I like the blue Topaz with the black wheels. I'm looking for a set of 18s in black for mine. I need to go on and tint the tails like you did as well. Looks sweet nice job.


----------



## silverram323 (Mar 16, 2012)

My wife liked it so much on mine she wanted it done to hers also.


----------



## iKermit (Dec 13, 2010)

**** yeah, red with black has always looks awesome. Specially with how aggresive our cars look!
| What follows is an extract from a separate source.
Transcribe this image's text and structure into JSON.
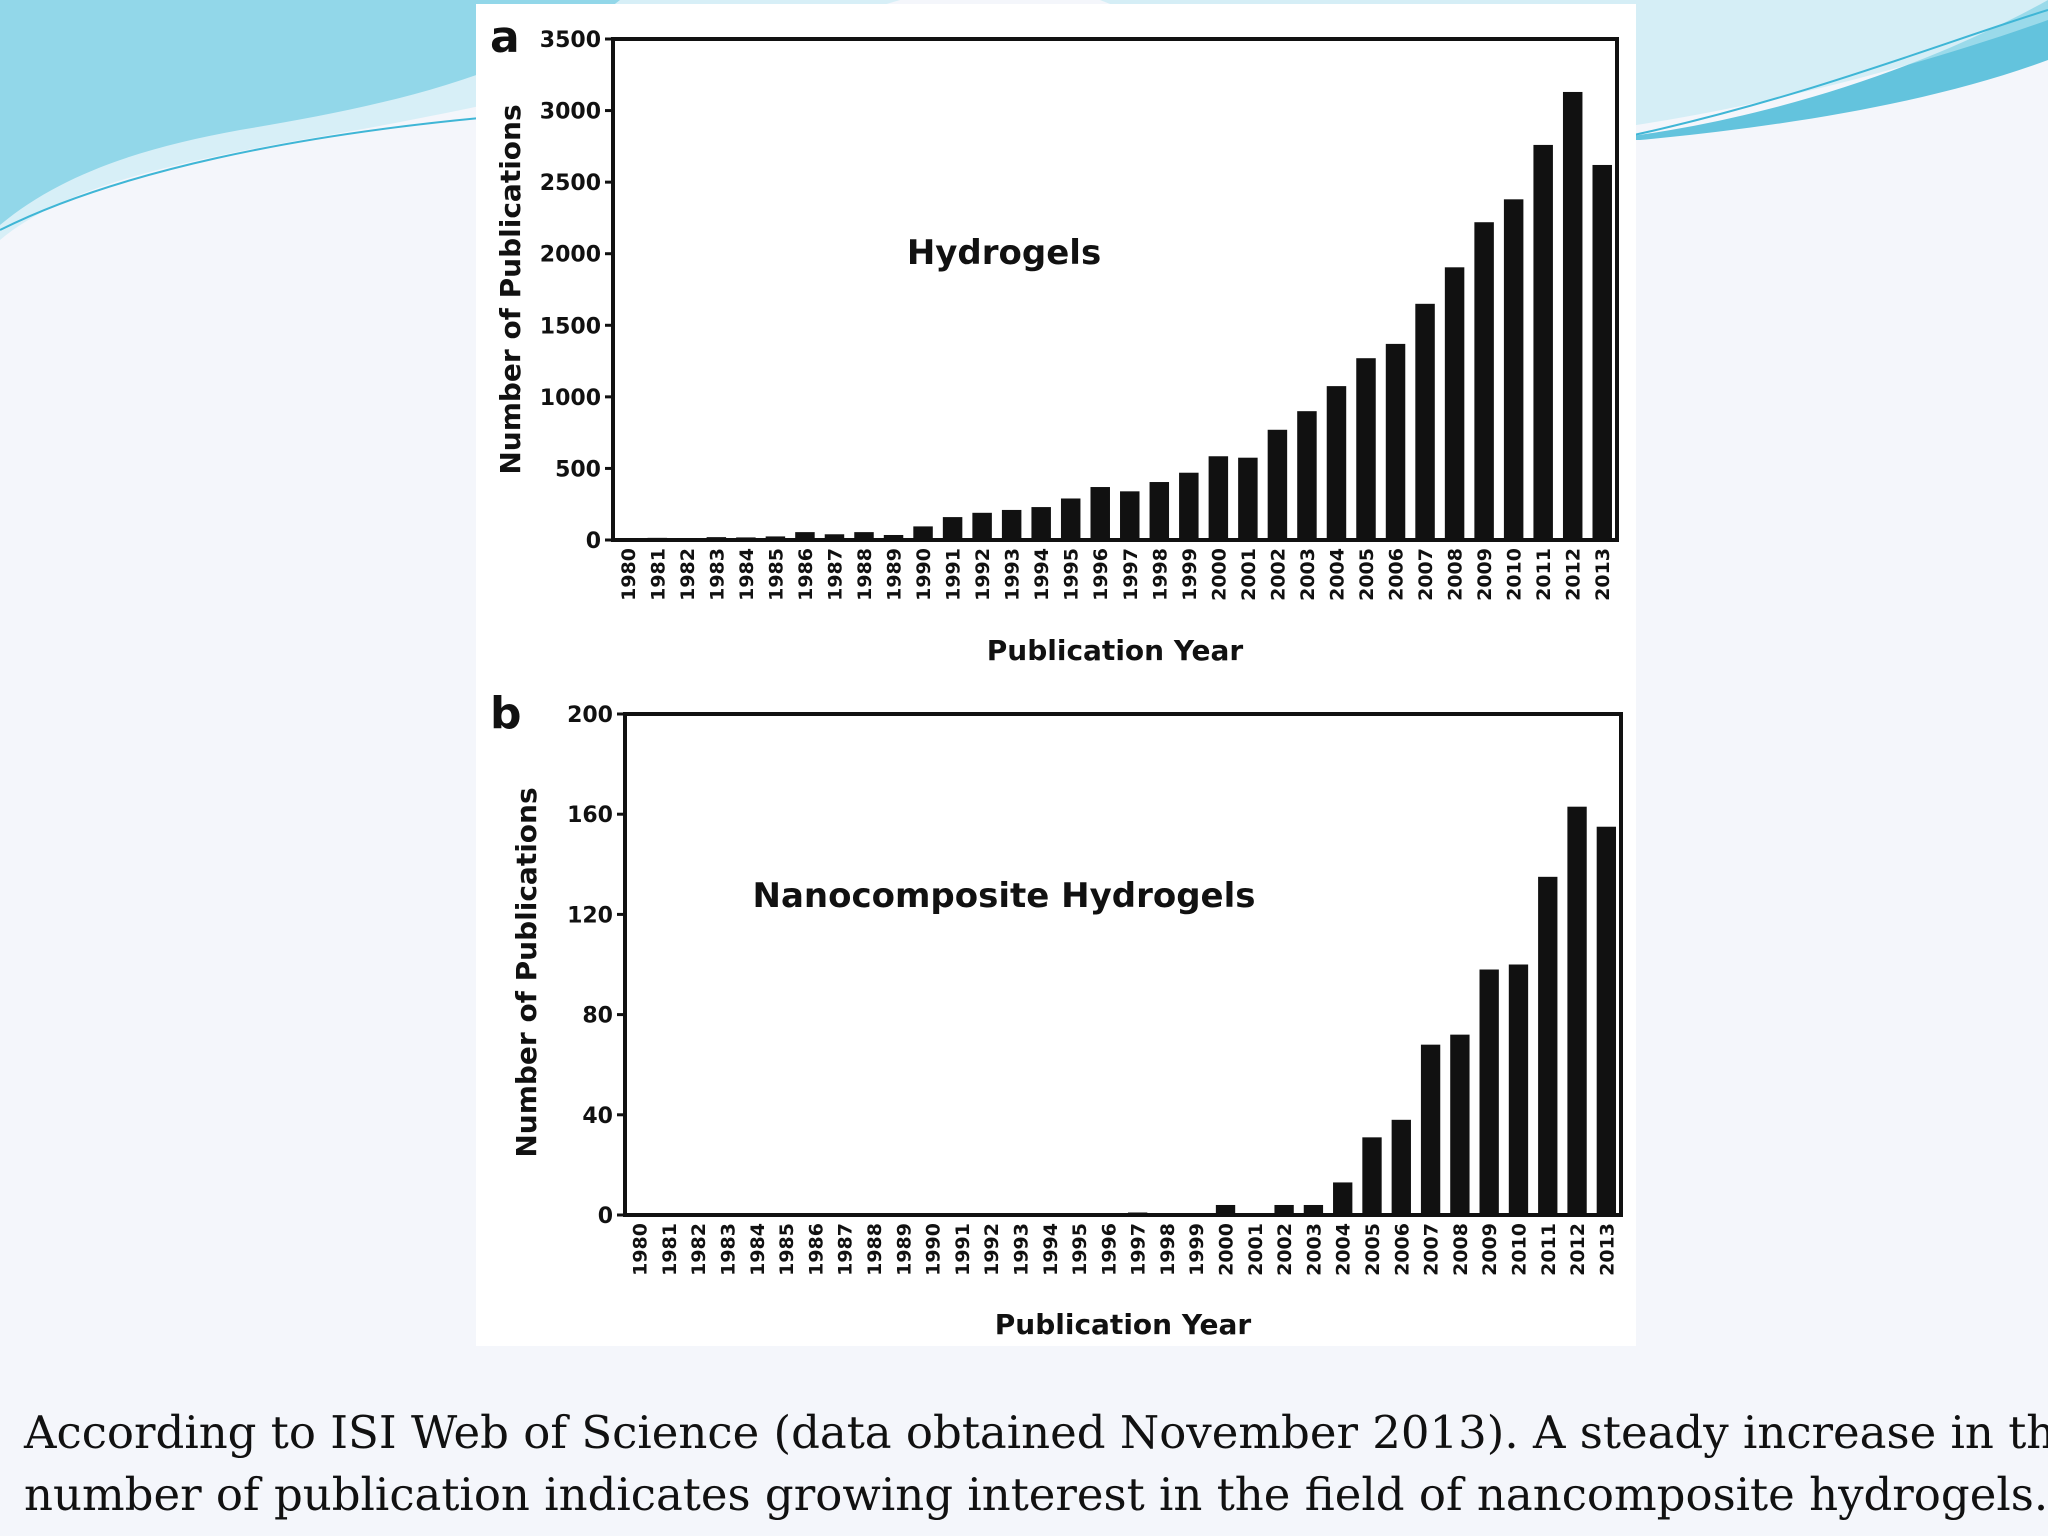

Really want to get some LTZ Wheels and plasti dip em...


----------



## 98sonoma (Nov 30, 2010)

I want to see a Black Cruze w/16s like those dipped...so I can decide if I want to do mine or not. I did the wheels on my truck and I think it looks great. 
Is it just mine, or did everyone's wheels come with the weights on the outside? I would want mine re-balanced and put on the inside before I dipped mine.


----------



## DCfromSTP (Mar 26, 2012)

I think im going to do this to mine soon. I have a White Cruze also from MN. Should get a pic of all 3 side by side haha. How many cans did you use for all 4 tires? how many coats?


----------



## silverram323 (Mar 16, 2012)

3-4 coats.
About 1 can per wheel.

Sent from my DROID X2


----------



## project_mayhem (Jun 18, 2012)

silverram323
Has the plastidip come up at all while driving in the weather? btw... looks good!


----------



## silverram323 (Mar 16, 2012)

All is looking good, 8k miles on them now and it still looks like I just did it yesterday.


----------



## project_mayhem (Jun 18, 2012)

Awesome! Glad they are still looking good!
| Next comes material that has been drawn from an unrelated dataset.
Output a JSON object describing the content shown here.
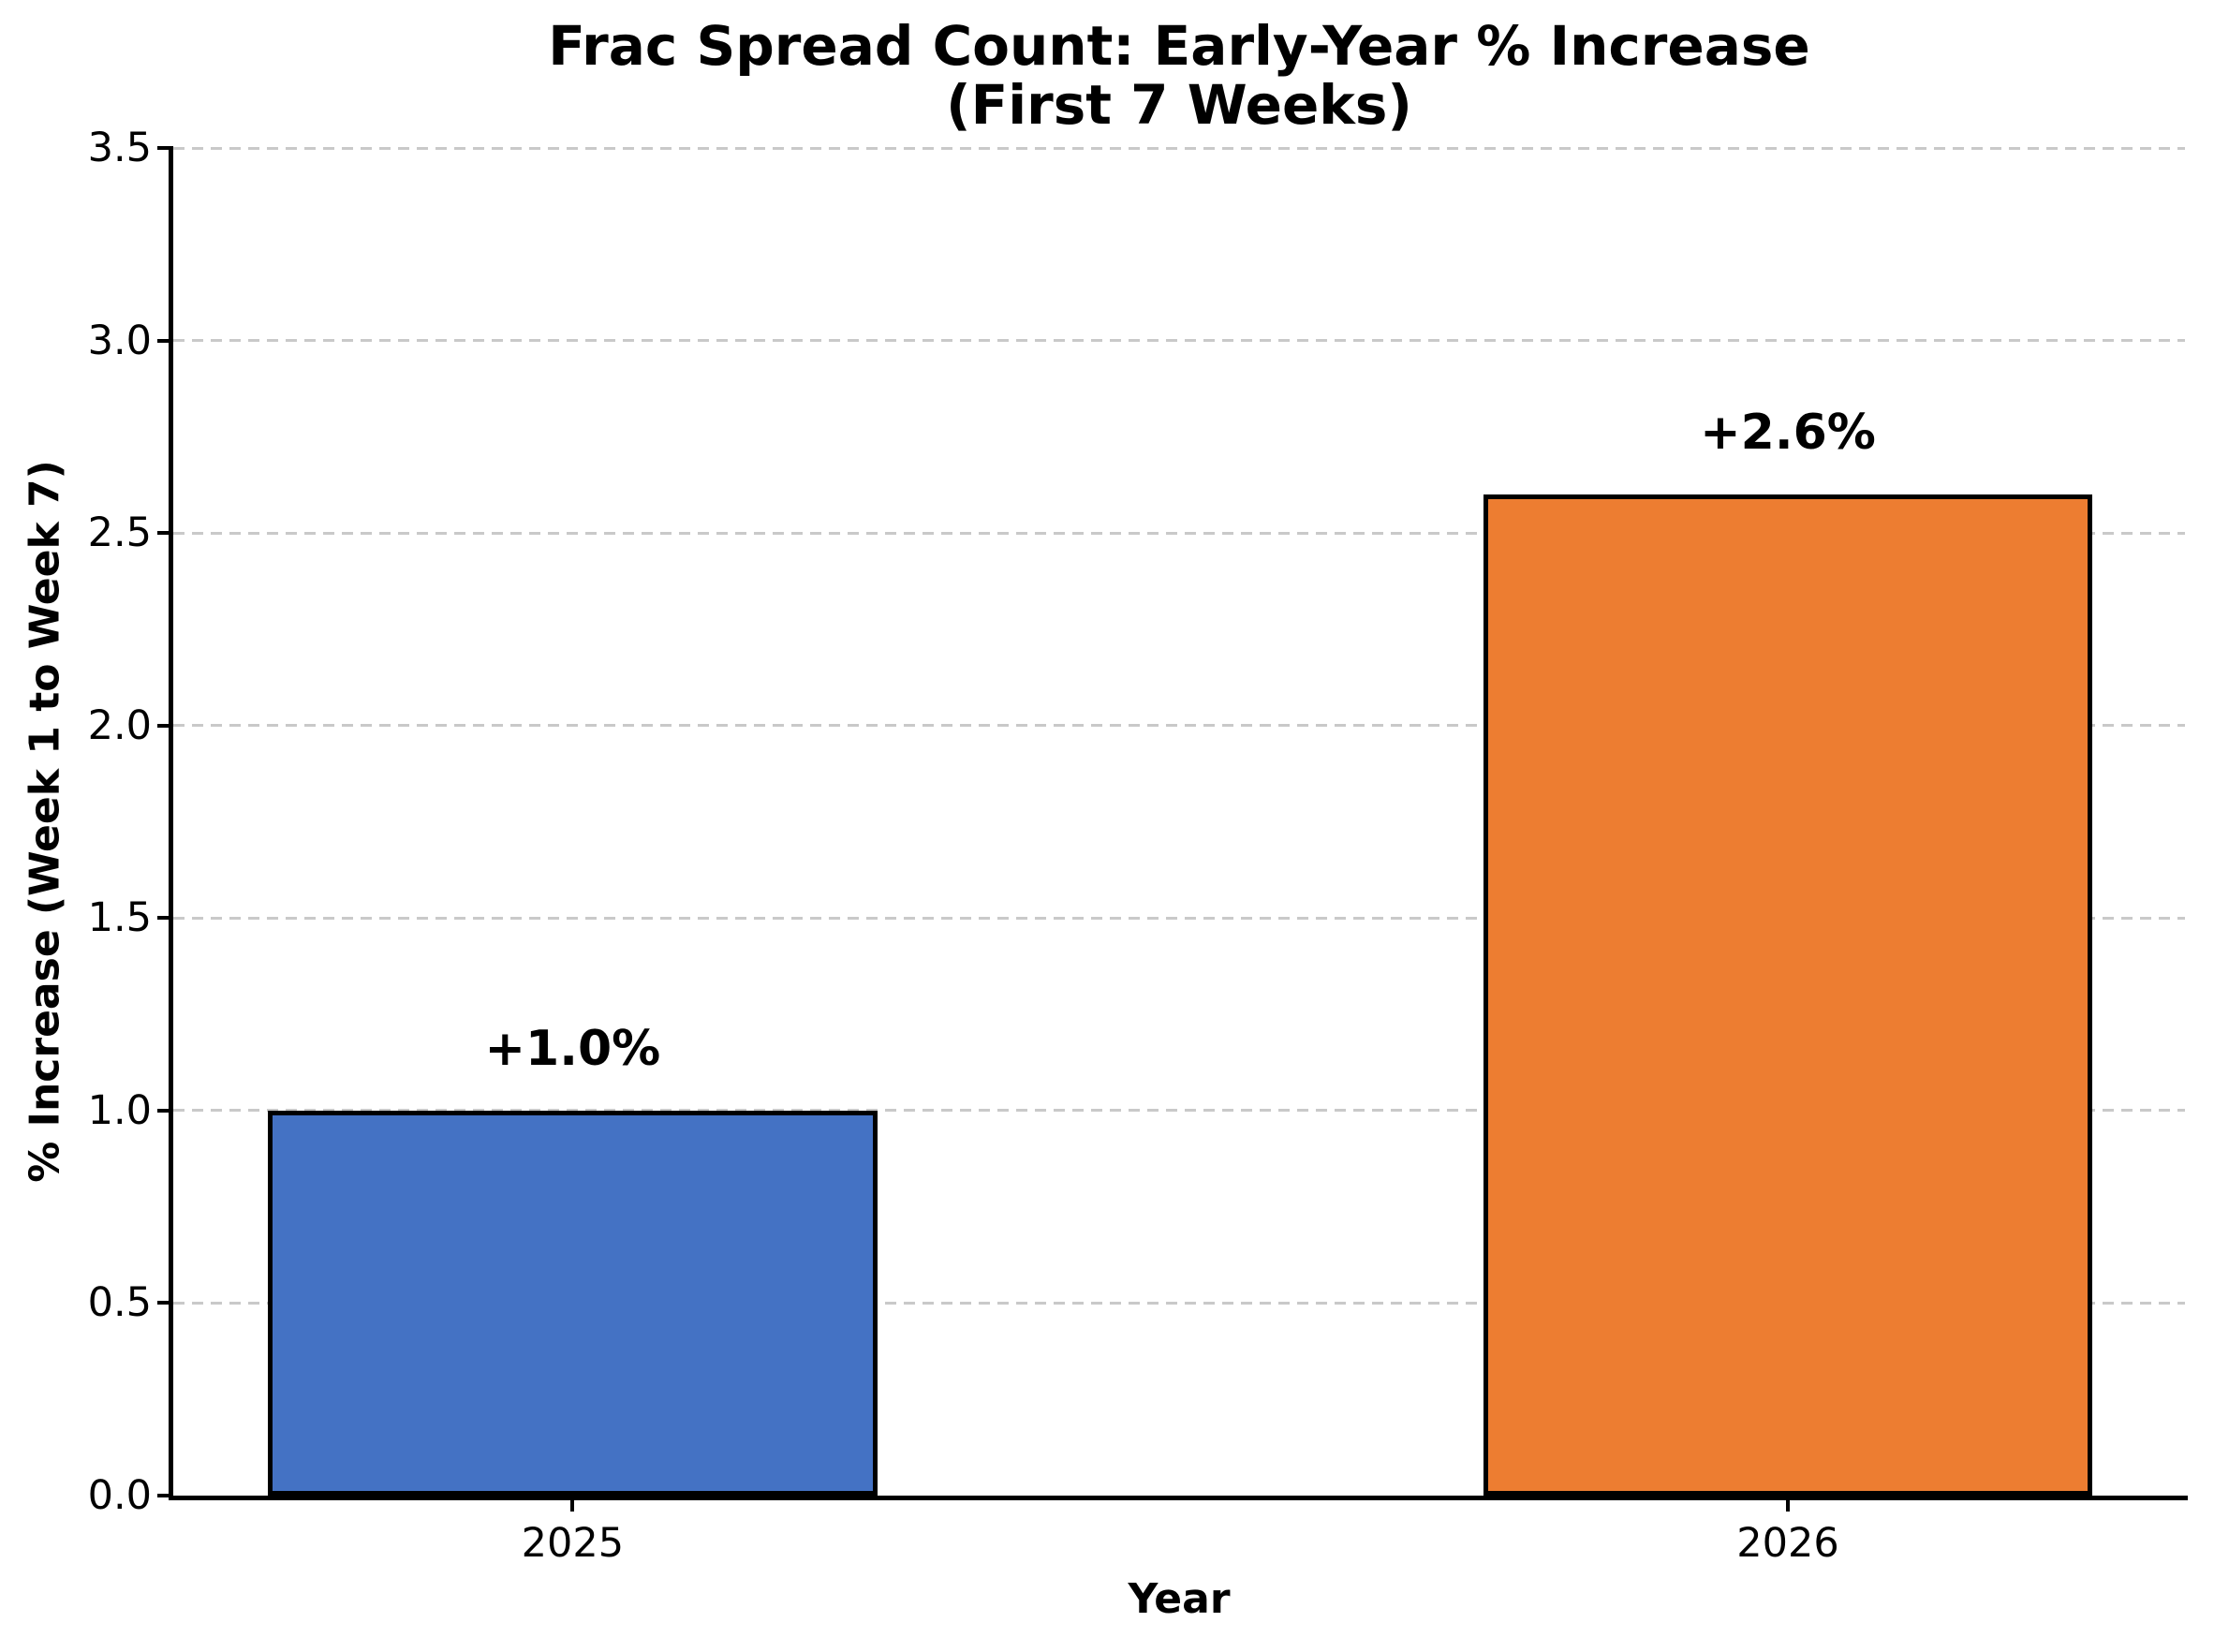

Sent from my Autoguide iPhone app


----------



## Phantom80 (Jun 29, 2012)

98sonoma said:


> I want to see a Black Cruze w/16s like those dipped...so I can decide if I want to do mine or not. I did the wheels on my truck and I think it looks great.
> Is it just mine, or did everyone's wheels come with the weights on the outside? I would want mine re-balanced and put on the inside before I dipped mine.


Im with you! - need to see it 1st before i do it.. but im in PA and NJ mostly winters are not as bad


----------



## akrupocin (Mar 4, 2012)

I know its not 16s. But thought you would want to see what it looks like on a black cruze


----------



## wasney (Mar 3, 2015)

I have the same color Cruze with the stock 16's. I have been thinking of plasti dipping my rims, looks great! Now I know for sure I want to. I also am going to plasti dip parts of my car, like the side skirts, front bumper, rear bumper. Maybe continue with other parts.


----------



## RIXSTER (Apr 13, 2015)

Going to black sure makes a difference huh?? Had mine powdercoated gloss black over the chrome Eco wheels, I like it better !!


----------



## RIXSTER (Apr 13, 2015)

Changing wheel color changes the whole appearance !! Looks good. I had mine powdercoated gloss black over the chrome Eco wheels, but I like it !!


----------



## babymobilcruze (Aug 17, 2012)

Do you remove the wheels and tape/block other areas or remove them 1x1?


----------